Thanks to a New Piety — ‘wokeness’ as it’s called — we have many more bluenoses, calamity howlers and vinegar-pusses to upset. Japes at Tartuffian cant can begin anew. Twenty-first-century thought-leaders have returned to a straitlaced piousness, not only in opinion but even in grammar. The woke are claiming offense at such terms as ‘mankind’ and grappling with English as if the language were a professional wrestling villain attempting to pin ‘womynkind’ to the mat.

(Rematch to be announced. ‘Womyn’ is considered trans-exclusionary by gender activists.)

To be woke is to maintain a state of mind where you are constantly and acutely alert to social injustice and permanently on the lookout for more social injustice to be alert to. Or what I would call a good reason to take a nap.

Which you’d think would be acceptable since being woke doesn’t actually entail doing anything. But, thankfully for the jester, hypocrisy never sleeps. If you’re woke you must stay ‘conscious’, in order to continually ‘communicate’ how vigilant you are about toxic masculinity, how mindful you’re becoming about cultural appropriation and so forth ad infinitum.

Being woke is a parody of being Born Again: instead of your accepting Jesus, people like Jesus (‘privileged’, famously well- connected fathers) have to accept you.

And it’s about time we had a new religion. Religion has been the mainstay of lampoon at least since Voltaire. But the old established creeds are no fit targets for jocularity — doddering congregations, frayed theologies and sorry impoverishment from being sued for less than comical behavior. We needed a fresh theology to poke fun at.

Of course the bien pensant idea these days is that making light of any religion is ‘insensitive’ and constitutes religious bigotry. Although these correct-thinkers also consider people who take their religion seriously to be bigots, especially if that entails opposition to abortion.

In other words, you’re only a bigot if you practice your own religion. Other religions are deeply spiritual and full of peace of mind and goodwill toward persons and — what’s especially woke about them — they’re diverse.

Diversity is my favorite new shibboleth — you must both pronounce it correctly and not pronounce it at all. Differences between races, ethnicities, cultures and various genders (after a million years with just two, several more have been discovered) can never be acknowledged. Then they have to be celebrated.

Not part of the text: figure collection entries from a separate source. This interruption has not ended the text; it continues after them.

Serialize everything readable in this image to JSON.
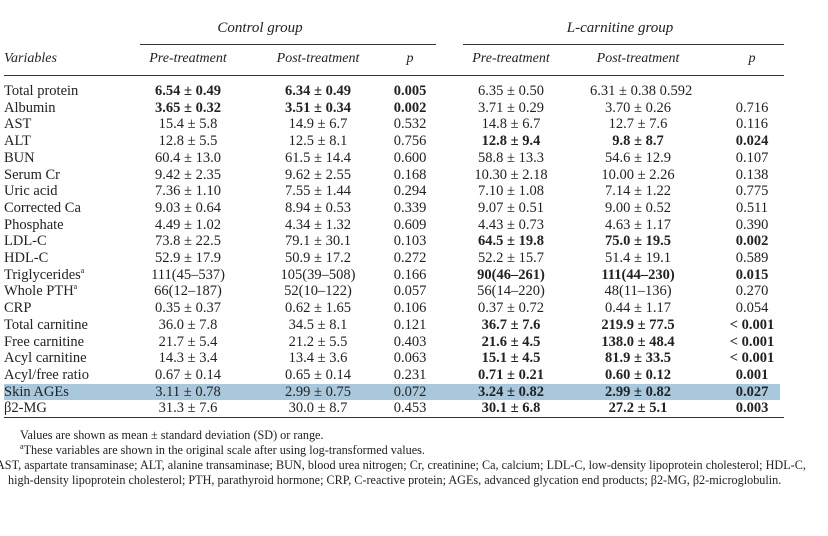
{
  "groups": {
    "control": "Control group",
    "lcarnitine": "L-carnitine group"
  },
  "headers": [
    "Variables",
    "Pre-treatment",
    "Post-treatment",
    "p",
    "Pre-treatment",
    "Post-treatment",
    "p"
  ],
  "rows": [
    {
      "v": "Total protein",
      "c": [
        "6.54 ± 0.49",
        "6.34 ± 0.49",
        "0.005",
        "6.35 ± 0.50",
        "6.31 ± 0.38 0.592",
        ""
      ],
      "bold": [
        0,
        1,
        2
      ]
    },
    {
      "v": "Albumin",
      "c": [
        "3.65 ± 0.32",
        "3.51 ± 0.34",
        "0.002",
        "3.71 ± 0.29",
        "3.70 ± 0.26",
        "0.716"
      ],
      "bold": [
        0,
        1,
        2
      ]
    },
    {
      "v": "AST",
      "c": [
        "15.4 ± 5.8",
        "14.9 ± 6.7",
        "0.532",
        "14.8 ± 6.7",
        "12.7 ± 7.6",
        "0.116"
      ],
      "bold": []
    },
    {
      "v": "ALT",
      "c": [
        "12.8 ± 5.5",
        "12.5 ± 8.1",
        "0.756",
        "12.8 ± 9.4",
        "9.8 ± 8.7",
        "0.024"
      ],
      "bold": [
        3,
        4,
        5
      ]
    },
    {
      "v": "BUN",
      "c": [
        "60.4 ± 13.0",
        "61.5 ± 14.4",
        "0.600",
        "58.8 ± 13.3",
        "54.6 ± 12.9",
        "0.107"
      ],
      "bold": []
    },
    {
      "v": "Serum Cr",
      "c": [
        "9.42 ± 2.35",
        "9.62 ± 2.55",
        "0.168",
        "10.30 ± 2.18",
        "10.00 ± 2.26",
        "0.138"
      ],
      "bold": []
    },
    {
      "v": "Uric acid",
      "c": [
        "7.36 ± 1.10",
        "7.55 ± 1.44",
        "0.294",
        "7.10 ± 1.08",
        "7.14 ± 1.22",
        "0.775"
      ],
      "bold": []
    },
    {
      "v": "Corrected Ca",
      "c": [
        "9.03 ± 0.64",
        "8.94 ± 0.53",
        "0.339",
        "9.07 ± 0.51",
        "9.00 ± 0.52",
        "0.511"
      ],
      "bold": []
    },
    {
      "v": "Phosphate",
      "c": [
        "4.49 ± 1.02",
        "4.34 ± 1.32",
        "0.609",
        "4.43 ± 0.73",
        "4.63 ± 1.17",
        "0.390"
      ],
      "bold": []
    },
    {
      "v": "LDL-C",
      "c": [
        "73.8 ± 22.5",
        "79.1 ± 30.1",
        "0.103",
        "64.5 ± 19.8",
        "75.0 ± 19.5",
        "0.002"
      ],
      "bold": [
        3,
        4,
        5
      ]
    },
    {
      "v": "HDL-C",
      "c": [
        "52.9 ± 17.9",
        "50.9 ± 17.2",
        "0.272",
        "52.2 ± 15.7",
        "51.4 ± 19.1",
        "0.589"
      ],
      "bold": []
    },
    {
      "v": "Triglycerides",
      "sup": "a",
      "c": [
        "111(45–537)",
        "105(39–508)",
        "0.166",
        "90(46–261)",
        "111(44–230)",
        "0.015"
      ],
      "bold": [
        3,
        4,
        5
      ]
    },
    {
      "v": "Whole PTH",
      "sup": "a",
      "c": [
        "66(12–187)",
        "52(10–122)",
        "0.057",
        "56(14–220)",
        "48(11–136)",
        "0.270"
      ],
      "bold": []
    },
    {
      "v": "CRP",
      "c": [
        "0.35 ± 0.37",
        "0.62 ± 1.65",
        "0.106",
        "0.37 ± 0.72",
        "0.44 ± 1.17",
        "0.054"
      ],
      "bold": []
    },
    {
      "v": "Total carnitine",
      "c": [
        "36.0 ± 7.8",
        "34.5 ± 8.1",
        "0.121",
        "36.7 ± 7.6",
        "219.9 ± 77.5",
        "< 0.001"
      ],
      "bold": [
        3,
        4,
        5
      ]
    },
    {
      "v": "Free carnitine",
      "c": [
        "21.7 ± 5.4",
        "21.2 ± 5.5",
        "0.403",
        "21.6 ± 4.5",
        "138.0 ± 48.4",
        "< 0.001"
      ],
      "bold": [
        3,
        4,
        5
      ]
    },
    {
      "v": "Acyl carnitine",
      "c": [
        "14.3 ± 3.4",
        "13.4 ± 3.6",
        "0.063",
        "15.1 ± 4.5",
        "81.9 ± 33.5",
        "< 0.001"
      ],
      "bold": [
        3,
        4,
        5
      ]
    },
    {
      "v": "Acyl/free ratio",
      "c": [
        "0.67 ± 0.14",
        "0.65 ± 0.14",
        "0.231",
        "0.71 ± 0.21",
        "0.60 ± 0.12",
        "0.001"
      ],
      "bold": [
        3,
        4,
        5
      ]
    },
    {
      "v": "Skin AGEs",
      "c": [
        "3.11 ± 0.78",
        "2.99 ± 0.75",
        "0.072",
        "3.24 ± 0.82",
        "2.99 ± 0.82",
        "0.027"
      ],
      "bold": [
        3,
        4,
        5
      ],
      "highlight": true
    },
    {
      "v": "β2-MG",
      "c": [
        "31.3 ± 7.6",
        "30.0 ± 8.7",
        "0.453",
        "30.1 ± 6.8",
        "27.2 ± 5.1",
        "0.003"
      ],
      "bold": [
        3,
        4,
        5
      ]
    }
  ],
  "highlight_color": "#a9c8dc",
  "notes": {
    "line1": "Values are shown as mean ± standard deviation (SD) or range.",
    "line2_sup": "a",
    "line2": "These variables are shown in the original scale after using log-transformed values.",
    "line3": "AST, aspartate transaminase; ALT, alanine transaminase; BUN, blood urea nitrogen; Cr, creatinine; Ca, calcium; LDL-C, low-density lipoprotein cholesterol; HDL-C, high-density lipoprotein cholesterol; PTH, parathyroid hormone; CRP, C-reactive protein; AGEs, advanced glycation end products; β2-MG, β2-microglobulin."
  }
}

And tolerance is my favorite new sin. I gather it is a modern moral lapse to practice toleration when glorification is what contemporary mores demand. Witness the shamed Colorado confectioner who, on the occasion of a gay wedding, failed the ‘if I knew you were coming I’d’ve baked a cake’ test.

A New Piety requires up-to-date saints. Fortunately there’s no shortage. Martyrdom has become ‘inclusive’. Hurt feelings count. So does Joe Biden smelling your hair. Saintly relics are close at hand. No doubt you have a mental reliquary filled with splinters from the true cross of your personal victimhood.

And worship has never been easier. All you have to do by way of praise and adoration is think well of yourself. It’s another new sin not to. Self-esteem is a human right. You are a good person. You are an excellent person. Look at your tattoos — you’re a signed masterpiece.

But what if someone should tire of being merely holier-than-thou? (Though no woke individual has yet done so.) All they has to do — using the plural pronoun as singular to show the world how prose needs a political correction — is recycle something. Preferably something indicating ‘awareness’ and ‘engagement’, such as an empty container of organic gluten-free non-GMO locally sourced fair-traded drain cleaner. Being holier-than-globally-everybody is a sustainable alternative for the progressive-minded.

And Charles Dudley Warner’s quip, ‘Everybody complains about the weather, but nobody does anything about it’? That is so early-Trump-campaign. Everybody you know is devoutly stopping climate change. The way you did when you made obeisance over the trash cans marked ‘glass’, ‘paper’, ‘polypropylene plastic’, ‘polystyrene plastic’ and ‘biodegradables’ — worshiping the garbage can.

Meanwhile, everybody I know is thinking that delivering trigger warnings to the butts of ridicule is a small price to pay for a more amusing life.